Zoo is hiervan deze acte geformeerd en door hun benevens den deposant en mij vertekend, nadat hun deze luid was voorgelezen op dag, maand en jaar als boven.
[getekend]

Jan Siegers
BH Hopma
Tonnis Kaspers
GB Hopma

Grietje was dus een schipperskind, dochter van Jan Siegers (50 jaar) en Antje Jans Brouwer (31 jaar).

Over Jan Siegers:
Jan Siegers was twee maal eerder getrouwd geweest; de laatste keer huwde hij met Grietje (Pieters) van Dijk, maar dat was meer dan 25 jaar geleden. De kinderen die hij met Grietje van Dijk had gekregen waren al lang volwassen, en Grietje van Dijk was overleden in Mei van het jaar dat hij trouwde met Antje.)
Blijkbaar had Jan Siegers dus voor de derde maal een vrouw gevonden die bij hem op zijn schip wilde wonen. Jan Siegers en Antje Brouwer kregen samen een kind en dat was onze voorouder Grietje Siegers. Grietje heeft haar vader echter nauwelijks gekend. Hij stierf toen ze nog geen twee was (jan 1827). Jan Siegers kon schrijven. Tenminste zijn naam.
Dochter Grietje leerde vermoedelijk alleen haar naam schrijven. Ze ondertekende in ieder geval de huwelijksakte van haar zoon Kornelis.

 

 

 

Over Antje Brouwer:
De ouders van Antje waren Jan Derks en Jantje Pieters, schippers van beroep. Antje kende dus het schippersleven en dit bracht haar vermoedelijk in contact met Jan Siegers. Na het overlijden van Jan Siegers, namelijk in 1833, 1836 en 1843 kreeg zij zonen: Jacob de Vries Brouwer, Pieter Brouwer en de tweelingen Hendrik en Kornelis Brouwer (dochter Grietje was toen resp. 8, 11 en 18 jaar).
In 1856 trad Antje, op 62-jarige leeftijd, in het huwelijk met de schoenmaker Alje Abels Bothuis. Bij haar overlijden in 1864 woonde Antje in Winsum in huis No 28.

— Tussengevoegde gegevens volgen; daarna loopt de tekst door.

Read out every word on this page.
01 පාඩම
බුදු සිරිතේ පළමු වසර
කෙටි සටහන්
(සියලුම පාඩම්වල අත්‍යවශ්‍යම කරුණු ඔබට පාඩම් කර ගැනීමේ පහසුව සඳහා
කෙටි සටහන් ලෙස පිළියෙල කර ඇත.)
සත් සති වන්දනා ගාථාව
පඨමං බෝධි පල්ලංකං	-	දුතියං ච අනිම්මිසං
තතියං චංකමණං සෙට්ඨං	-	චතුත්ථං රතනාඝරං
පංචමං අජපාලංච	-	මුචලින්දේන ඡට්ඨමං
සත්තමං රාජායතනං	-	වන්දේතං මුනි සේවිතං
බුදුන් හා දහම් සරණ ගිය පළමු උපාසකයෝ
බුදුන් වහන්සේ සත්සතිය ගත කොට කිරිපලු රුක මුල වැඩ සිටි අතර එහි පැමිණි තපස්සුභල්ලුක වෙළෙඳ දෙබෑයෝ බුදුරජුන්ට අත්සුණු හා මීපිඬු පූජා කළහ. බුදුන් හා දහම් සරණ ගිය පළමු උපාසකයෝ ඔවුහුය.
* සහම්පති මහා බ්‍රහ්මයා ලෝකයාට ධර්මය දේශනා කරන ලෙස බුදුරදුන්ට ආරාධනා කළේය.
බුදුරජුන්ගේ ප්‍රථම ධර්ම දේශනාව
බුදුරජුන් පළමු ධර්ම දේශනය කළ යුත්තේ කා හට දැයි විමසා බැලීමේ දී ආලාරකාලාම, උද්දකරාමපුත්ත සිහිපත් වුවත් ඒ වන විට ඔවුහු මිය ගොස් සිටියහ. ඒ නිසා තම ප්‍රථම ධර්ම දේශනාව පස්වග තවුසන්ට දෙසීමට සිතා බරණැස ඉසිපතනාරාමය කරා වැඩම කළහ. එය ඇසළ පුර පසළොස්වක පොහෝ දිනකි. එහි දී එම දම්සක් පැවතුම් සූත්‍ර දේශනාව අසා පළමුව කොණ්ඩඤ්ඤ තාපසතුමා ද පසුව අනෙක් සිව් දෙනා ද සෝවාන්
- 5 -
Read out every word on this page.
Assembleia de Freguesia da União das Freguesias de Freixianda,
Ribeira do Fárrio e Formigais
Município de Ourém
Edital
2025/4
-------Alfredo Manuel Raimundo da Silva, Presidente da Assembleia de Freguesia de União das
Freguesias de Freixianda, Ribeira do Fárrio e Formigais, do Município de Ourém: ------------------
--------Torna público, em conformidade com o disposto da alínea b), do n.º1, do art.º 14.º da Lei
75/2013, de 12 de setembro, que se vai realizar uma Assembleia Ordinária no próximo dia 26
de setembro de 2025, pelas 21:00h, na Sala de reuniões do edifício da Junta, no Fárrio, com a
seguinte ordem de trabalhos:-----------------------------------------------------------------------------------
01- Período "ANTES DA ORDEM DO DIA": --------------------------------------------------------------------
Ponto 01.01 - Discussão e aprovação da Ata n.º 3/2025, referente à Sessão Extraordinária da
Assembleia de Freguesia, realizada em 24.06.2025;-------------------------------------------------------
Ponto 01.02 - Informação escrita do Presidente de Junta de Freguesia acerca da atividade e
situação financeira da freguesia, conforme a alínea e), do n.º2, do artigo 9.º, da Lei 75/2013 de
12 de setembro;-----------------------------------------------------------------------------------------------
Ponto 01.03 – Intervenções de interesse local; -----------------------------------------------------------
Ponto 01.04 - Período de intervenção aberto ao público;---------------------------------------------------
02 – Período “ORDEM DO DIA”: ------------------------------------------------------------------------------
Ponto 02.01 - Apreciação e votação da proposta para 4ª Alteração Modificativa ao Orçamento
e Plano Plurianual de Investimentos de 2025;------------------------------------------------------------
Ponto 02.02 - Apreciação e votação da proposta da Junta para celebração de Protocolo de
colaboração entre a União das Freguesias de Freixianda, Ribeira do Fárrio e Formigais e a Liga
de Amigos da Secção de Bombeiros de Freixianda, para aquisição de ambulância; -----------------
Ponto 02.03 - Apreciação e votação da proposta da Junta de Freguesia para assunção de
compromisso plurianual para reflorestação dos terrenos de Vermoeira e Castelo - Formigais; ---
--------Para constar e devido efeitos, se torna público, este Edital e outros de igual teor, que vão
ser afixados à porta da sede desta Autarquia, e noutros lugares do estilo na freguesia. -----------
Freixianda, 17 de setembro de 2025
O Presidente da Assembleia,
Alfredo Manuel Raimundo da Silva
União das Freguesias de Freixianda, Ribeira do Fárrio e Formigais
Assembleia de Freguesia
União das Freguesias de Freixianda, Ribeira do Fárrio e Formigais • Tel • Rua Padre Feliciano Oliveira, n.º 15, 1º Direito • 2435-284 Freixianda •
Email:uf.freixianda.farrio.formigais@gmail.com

Over de kindertijd van Grietje Siegers is mij niet veel bekend. Bleef moeder Antje aanvankelijk op het schip wonen? In ieder geval in 1843 woonde Antje met haar kinderen in huis No 83 (in de overlijdensakte van Hindrik Brouwer wordt huis No 83 in Obergum genoemd). Maar het jaar daarop, 1844, overlijdt haar 11-jarig zoontje Jacob de Vries Brouwer . Die woont (ik neem aan bij zijn moeder) in huis No 70 te Winsum. In ieder geval staat in de akte dat Antje in Winsum woont. Grietje Siegers is dan 19 jaar oud.
Wel is duidelijk uit het bovenstaande dat Grietje halfbroertjes kreeg, dus ze was niet “enig” kind. 

Periode Winsum 1850 – 1860
In 1850 krijgt Grietje, 24 jaar oud, een kind:
Jan Siegers, geboren op 16-01-1850 om 23.30 uur te Winsum (Obergum). In de officiële documenten staat:

vader onbekend Aangegeven door Elizabeth Wolters, oud 51 jaren, van beroep vroedvrouw, wonende te Winsum in het tegenwoordigheid van Martinus Johannes Wolff, oud 49 jaar, van beroep veldwachter, wonende te Winsum, en van Siemon Joosten van Ham, oud 30 jaar, van beroep zaakwaarnemer, wonende te Winsum

Op zondag 2 Februari 1851 wordt Jan gedoopt in de Hervormde kerk van Winsum Obergum.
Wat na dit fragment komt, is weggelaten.